Chen, whose given name is Xiafen, is a hydrologist for the federal government in Ohio and an adoptive Midwesterner.
As an employee of the National Oceanic and Atmospheric Administration who had received awards for her government service, Chen never thought of being suspected of being a Chinese spy and getting arrested last October for accusations of theft, illegally accessing a federal database and two counts of making false statements to investigators.
Chen was led in handcuffs past her co-workers to a federal courthouse 40 miles (65 kilometers) away in Dayton, where she was told she faced 25 years in prison and 1 million U.S. dollars in fines.
"I could not sleep," Chen told the New York Times newspaper, "I could not eat. I did nothing but cry for days."

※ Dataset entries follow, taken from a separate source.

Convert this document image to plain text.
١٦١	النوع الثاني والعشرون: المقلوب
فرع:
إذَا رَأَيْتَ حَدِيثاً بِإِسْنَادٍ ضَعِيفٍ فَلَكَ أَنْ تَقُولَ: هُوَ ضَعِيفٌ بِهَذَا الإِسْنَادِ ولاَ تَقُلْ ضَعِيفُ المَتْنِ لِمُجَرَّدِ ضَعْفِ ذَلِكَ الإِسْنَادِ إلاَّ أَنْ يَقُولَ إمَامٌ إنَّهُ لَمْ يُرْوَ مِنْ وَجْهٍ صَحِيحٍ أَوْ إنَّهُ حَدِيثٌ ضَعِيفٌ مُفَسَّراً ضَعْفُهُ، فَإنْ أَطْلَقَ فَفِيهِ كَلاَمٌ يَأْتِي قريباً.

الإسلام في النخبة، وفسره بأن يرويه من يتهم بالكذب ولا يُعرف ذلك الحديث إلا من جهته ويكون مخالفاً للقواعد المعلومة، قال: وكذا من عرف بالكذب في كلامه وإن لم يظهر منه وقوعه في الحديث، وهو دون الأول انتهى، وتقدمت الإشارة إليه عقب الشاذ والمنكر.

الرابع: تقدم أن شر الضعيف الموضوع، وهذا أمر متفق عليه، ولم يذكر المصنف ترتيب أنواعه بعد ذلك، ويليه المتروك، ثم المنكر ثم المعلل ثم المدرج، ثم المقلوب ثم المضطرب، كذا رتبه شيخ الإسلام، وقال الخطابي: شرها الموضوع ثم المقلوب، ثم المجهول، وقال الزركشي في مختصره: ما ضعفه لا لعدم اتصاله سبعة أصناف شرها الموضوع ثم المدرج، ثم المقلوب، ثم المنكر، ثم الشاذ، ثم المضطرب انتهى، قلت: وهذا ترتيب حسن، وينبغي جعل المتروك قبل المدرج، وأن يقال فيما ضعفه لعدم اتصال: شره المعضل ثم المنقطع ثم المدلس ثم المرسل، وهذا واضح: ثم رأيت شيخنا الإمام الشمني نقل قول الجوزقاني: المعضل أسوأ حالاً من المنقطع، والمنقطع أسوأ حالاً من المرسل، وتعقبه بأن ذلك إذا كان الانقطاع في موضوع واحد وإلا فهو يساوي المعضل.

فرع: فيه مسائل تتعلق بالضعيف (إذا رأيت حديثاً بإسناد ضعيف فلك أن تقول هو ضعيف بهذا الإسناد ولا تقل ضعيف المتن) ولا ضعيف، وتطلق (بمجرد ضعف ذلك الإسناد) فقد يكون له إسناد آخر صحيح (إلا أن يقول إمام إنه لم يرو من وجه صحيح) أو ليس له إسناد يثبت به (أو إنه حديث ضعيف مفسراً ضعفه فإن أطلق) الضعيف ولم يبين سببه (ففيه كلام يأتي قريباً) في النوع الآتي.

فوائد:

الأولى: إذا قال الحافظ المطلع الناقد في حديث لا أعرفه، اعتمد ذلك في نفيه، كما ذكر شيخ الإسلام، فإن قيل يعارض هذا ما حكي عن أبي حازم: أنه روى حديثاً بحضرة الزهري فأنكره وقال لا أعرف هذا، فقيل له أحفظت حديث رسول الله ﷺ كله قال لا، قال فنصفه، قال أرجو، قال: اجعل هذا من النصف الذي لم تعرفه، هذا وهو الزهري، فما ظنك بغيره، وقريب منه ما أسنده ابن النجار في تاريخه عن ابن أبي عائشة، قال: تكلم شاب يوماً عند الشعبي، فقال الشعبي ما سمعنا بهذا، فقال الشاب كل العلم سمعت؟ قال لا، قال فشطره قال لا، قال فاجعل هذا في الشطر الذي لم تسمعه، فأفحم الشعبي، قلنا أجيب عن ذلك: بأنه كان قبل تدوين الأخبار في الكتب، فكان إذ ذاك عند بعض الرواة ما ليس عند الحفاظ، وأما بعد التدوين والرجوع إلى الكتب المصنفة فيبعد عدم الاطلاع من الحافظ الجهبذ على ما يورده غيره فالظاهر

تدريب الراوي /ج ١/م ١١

Then five months later in March, just a week before she was scheduled to go on trial, prosecutors dropped all charges against Chen without explanation.
Chen's case is one of the many under U.S. President Barack Obama's new strategy to fight trade-secret theft, with Chinese and Chinese enterprises on top of its target list.
"They came across a person of Chinese descent and a little bit of evidence that they may have been trying to benefit the Chinese government, but it's clear there was a little bit of Red Scare and racism involved," said Peter J. Toren, a former federal prosecutor who specialized in computer crimes and industrial espionage.
Interviews conducted by the newspaper with Chen and her former colleagues and a review of court filings, which include a year's worth of Chen's work and personal emails, suggest that prosecutors hunted for evidence of espionage, failed and settled on lesser charges that they eventually dropped.
Chen was known to be tenacious in her pursuit of data for her predictions. She developed carpal-tunnel syndrome in her right hand from eight years of repetitive mouse clicks. Thomas Adams, who hired Chen at the National Weather Service in 2007, said her fascination with data made her perfect for the job.
Adams said he thought that Chen's Chinese background played a role. "If this had been you or me or someone of European descent who borrowed someone else's password, they would have said 'Don't do this again.'"
"This is the gratitude the government has shown for her hard work and dedication as a federal public servant. It's shameful," he ridiculed.
Chen was caught in a much broader dragnet aimed at combating Chinese industrial espionage.
According to an FBI report last year, law enforcement investigations into trade-secret theft are now at record levels, jumping 60 percent between 2009 and 2013.
"If you're looking everywhere for spies, you will find spies everywhere, even where they don't exist," said former computer-crimes prosecutor Mr. Rasch, which revealed the U.S. paranoia and witch hunt against China.